With a flick of a virtual stick, you can rotate and move the dolphin wherever the level’s borders allow you. A troubled physics engine gives you a measure of momentum as you progress, which in turn, can give you the speed needed to hop out of the ocean for tricks or even traversal when the waves meet the horizon.
While moving, you can also shoot lasers with taps from your opposite hand, which makes Laser Dolphin something of a dual-stick shooter, minus a true second stick. This is where the game suffers. Often Laser Dolphin isn’t quick to understand your secondary input, so it’s hard to shoot and move at the same time — a requirement, I should add.
In the worst cases, the dolphin will refuse to turn towards where you want it to shoot. In the best of cases, you’ll fumble with the movement stick while your right hand hovers over all the game’s action, obscuring the field of view.
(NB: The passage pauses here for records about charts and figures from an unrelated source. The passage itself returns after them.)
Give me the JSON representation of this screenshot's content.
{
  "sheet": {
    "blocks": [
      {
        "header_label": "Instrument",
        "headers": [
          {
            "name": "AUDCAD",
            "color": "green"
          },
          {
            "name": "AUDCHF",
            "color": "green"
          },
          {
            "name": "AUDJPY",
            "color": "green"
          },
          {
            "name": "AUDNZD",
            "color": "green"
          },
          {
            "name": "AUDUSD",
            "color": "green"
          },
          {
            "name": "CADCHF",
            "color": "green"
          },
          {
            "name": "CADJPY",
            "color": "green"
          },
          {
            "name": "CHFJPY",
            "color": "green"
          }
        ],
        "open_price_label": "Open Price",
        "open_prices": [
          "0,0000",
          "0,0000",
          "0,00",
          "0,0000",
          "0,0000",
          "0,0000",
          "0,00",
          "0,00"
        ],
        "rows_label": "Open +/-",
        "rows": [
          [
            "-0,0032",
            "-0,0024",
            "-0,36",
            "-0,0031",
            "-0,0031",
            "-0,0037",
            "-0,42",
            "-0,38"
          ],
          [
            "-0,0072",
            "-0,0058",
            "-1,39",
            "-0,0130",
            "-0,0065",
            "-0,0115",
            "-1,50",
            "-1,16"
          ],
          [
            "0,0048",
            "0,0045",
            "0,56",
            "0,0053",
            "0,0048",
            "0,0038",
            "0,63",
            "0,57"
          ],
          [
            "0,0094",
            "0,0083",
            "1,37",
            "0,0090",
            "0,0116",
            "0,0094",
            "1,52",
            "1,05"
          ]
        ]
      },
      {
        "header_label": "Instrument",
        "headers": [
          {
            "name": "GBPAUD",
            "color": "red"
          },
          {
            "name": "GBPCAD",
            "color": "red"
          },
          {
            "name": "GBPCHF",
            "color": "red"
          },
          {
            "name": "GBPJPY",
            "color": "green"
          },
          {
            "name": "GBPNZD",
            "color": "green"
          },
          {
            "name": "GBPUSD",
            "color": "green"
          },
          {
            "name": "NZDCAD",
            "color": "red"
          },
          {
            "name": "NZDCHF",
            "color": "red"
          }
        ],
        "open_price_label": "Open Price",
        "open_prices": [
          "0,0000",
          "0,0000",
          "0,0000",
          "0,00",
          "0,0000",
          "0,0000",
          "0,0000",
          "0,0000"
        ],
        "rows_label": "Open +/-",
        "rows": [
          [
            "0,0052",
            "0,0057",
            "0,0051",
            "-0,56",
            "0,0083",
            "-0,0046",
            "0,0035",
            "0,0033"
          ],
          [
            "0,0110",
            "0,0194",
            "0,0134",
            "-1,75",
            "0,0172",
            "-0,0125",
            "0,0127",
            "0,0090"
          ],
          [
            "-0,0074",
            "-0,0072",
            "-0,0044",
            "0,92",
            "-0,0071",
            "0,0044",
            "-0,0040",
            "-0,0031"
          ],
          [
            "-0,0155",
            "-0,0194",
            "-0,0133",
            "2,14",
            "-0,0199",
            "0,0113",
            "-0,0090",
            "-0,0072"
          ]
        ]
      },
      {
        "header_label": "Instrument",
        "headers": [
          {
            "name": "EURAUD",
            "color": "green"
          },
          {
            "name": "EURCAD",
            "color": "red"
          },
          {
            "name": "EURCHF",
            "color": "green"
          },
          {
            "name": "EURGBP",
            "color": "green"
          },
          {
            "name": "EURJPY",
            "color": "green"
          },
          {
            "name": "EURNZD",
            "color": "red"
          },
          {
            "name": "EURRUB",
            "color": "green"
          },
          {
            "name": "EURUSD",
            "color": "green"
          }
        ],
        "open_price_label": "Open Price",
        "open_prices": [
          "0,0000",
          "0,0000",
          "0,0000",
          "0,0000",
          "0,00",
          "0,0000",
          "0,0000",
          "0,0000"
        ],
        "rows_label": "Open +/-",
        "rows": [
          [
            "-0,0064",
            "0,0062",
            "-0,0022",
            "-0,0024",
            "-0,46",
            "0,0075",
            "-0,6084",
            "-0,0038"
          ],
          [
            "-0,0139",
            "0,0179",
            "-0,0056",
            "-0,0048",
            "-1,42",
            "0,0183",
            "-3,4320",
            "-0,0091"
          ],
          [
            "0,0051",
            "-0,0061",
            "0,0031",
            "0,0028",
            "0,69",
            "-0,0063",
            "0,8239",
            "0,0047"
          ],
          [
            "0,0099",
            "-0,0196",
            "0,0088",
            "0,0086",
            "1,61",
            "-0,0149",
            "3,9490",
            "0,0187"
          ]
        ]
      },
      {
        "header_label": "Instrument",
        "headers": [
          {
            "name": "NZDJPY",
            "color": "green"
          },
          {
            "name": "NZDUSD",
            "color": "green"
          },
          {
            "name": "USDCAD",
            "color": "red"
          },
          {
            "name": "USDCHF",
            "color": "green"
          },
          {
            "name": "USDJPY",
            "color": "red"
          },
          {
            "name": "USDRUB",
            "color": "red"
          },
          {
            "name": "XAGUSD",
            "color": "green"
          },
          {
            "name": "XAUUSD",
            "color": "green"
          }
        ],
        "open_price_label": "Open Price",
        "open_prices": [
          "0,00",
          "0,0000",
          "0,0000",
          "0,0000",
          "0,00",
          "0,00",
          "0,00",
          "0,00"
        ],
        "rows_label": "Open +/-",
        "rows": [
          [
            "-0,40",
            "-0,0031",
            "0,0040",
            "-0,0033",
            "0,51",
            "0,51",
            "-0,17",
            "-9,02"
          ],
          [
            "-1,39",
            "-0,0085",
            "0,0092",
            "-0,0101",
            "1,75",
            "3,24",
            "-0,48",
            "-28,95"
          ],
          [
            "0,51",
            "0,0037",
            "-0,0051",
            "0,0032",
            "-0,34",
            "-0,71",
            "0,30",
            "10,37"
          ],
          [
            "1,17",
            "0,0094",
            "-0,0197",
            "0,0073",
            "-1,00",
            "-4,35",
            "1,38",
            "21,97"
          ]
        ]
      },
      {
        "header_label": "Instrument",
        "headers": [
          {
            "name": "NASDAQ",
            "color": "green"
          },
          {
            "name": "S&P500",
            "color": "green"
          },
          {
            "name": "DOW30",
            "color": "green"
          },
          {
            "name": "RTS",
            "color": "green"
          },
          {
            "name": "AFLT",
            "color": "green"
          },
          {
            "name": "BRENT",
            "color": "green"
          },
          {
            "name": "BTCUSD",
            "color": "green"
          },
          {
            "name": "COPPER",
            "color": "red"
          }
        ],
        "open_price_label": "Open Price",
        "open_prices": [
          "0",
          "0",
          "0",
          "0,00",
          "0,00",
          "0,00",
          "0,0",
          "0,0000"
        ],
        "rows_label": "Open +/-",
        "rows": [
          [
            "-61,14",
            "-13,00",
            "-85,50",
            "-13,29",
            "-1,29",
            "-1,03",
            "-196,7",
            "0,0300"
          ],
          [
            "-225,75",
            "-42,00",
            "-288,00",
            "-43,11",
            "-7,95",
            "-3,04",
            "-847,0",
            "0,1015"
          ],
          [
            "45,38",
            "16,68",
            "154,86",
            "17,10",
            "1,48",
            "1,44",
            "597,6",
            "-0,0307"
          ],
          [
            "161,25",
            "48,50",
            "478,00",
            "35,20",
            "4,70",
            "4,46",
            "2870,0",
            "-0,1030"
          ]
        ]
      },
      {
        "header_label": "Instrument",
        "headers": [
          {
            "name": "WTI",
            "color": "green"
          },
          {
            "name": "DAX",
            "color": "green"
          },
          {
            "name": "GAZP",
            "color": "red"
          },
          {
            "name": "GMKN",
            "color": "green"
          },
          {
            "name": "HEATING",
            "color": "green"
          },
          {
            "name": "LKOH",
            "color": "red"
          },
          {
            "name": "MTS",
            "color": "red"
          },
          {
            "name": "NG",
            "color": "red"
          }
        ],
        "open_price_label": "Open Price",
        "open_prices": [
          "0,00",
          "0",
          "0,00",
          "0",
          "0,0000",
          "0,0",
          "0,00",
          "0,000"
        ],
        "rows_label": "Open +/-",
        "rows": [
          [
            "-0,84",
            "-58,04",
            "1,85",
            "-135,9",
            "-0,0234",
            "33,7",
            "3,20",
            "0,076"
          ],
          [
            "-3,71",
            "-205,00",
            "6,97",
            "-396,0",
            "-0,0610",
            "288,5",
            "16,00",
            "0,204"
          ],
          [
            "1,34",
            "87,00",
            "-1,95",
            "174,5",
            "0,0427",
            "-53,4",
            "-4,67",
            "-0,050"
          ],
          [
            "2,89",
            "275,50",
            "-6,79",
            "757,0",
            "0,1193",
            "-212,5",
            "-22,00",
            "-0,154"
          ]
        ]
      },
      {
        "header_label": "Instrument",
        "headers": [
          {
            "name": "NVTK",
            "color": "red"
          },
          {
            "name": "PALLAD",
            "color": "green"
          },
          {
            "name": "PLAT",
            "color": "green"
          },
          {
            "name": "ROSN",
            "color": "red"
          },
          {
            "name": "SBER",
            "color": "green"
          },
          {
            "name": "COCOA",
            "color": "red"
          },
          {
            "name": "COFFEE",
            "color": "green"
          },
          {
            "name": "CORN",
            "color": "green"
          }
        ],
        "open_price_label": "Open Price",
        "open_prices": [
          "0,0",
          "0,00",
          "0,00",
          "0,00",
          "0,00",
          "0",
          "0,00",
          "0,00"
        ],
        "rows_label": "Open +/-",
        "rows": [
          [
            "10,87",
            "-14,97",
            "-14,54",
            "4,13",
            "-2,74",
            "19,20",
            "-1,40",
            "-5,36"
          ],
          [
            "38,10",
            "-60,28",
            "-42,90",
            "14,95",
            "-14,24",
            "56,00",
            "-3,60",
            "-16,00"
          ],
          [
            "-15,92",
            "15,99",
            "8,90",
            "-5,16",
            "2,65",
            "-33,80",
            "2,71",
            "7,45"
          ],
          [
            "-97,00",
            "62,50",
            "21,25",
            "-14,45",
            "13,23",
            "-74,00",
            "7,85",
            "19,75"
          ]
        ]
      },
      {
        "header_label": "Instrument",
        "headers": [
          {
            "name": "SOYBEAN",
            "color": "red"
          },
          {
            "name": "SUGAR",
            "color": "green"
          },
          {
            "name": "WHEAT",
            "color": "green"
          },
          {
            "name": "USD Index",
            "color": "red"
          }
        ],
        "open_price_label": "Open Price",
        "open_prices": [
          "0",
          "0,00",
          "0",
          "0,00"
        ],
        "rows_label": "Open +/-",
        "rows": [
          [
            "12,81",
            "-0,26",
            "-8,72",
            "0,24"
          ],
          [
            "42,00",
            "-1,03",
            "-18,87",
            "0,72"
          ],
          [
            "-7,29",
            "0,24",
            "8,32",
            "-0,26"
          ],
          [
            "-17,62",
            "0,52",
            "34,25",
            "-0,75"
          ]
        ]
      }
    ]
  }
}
And it’s important to see a level; each one is laced with enemies, most of which shoot back at your dolphin.
The good news is, I suppose, that your health meter is rather generous and the game doesn’t require absolute enemy domination. If you’re good at moving, you can simply push through the groupings of vicious sharks, spore-spitting flora, and rocket-equipped fish and bomb-dropping pelicans.
Of course, pretending that the enemies don’t exist isn’t the most satisfactory way to play through the game. If anything, these monsters are the expression of the game’s over-the-top style and tone, and as the laser-equipped dolphin, you want to be able to destroy them with your lasers, bullets, and rockets. That’s kind of what’s promised. And when the game is cooperating and you’re hitting on all cylinders, it does feel great. Just don’t go into it expecting perfection or polish — you’ll get neither.
Laser Dolphin tries to conjure Adult Swim’s Robot Unicorn Attack [.99 / HD]. The hilarious titling and embracing of the laser dolphin vision is definitely its strongest hooks, just like Robot Unicorn Attack’s are its unicorn and jumping, but Laser Dolphin is missing some key components that could make it truly, truly good. As it is, it’s unpolished, dull in places, and the action doesn’t feel right.
But… dude, it has a dolphin with a laser strapped to its back.
I know! Anyway, give this a spin if you’re looking for some mindless fun. If you require complexity or depth, or solid mechanics, this definitely won’t be up your alley. As a side note, steer clear of the “HD" version, it upscales poorly.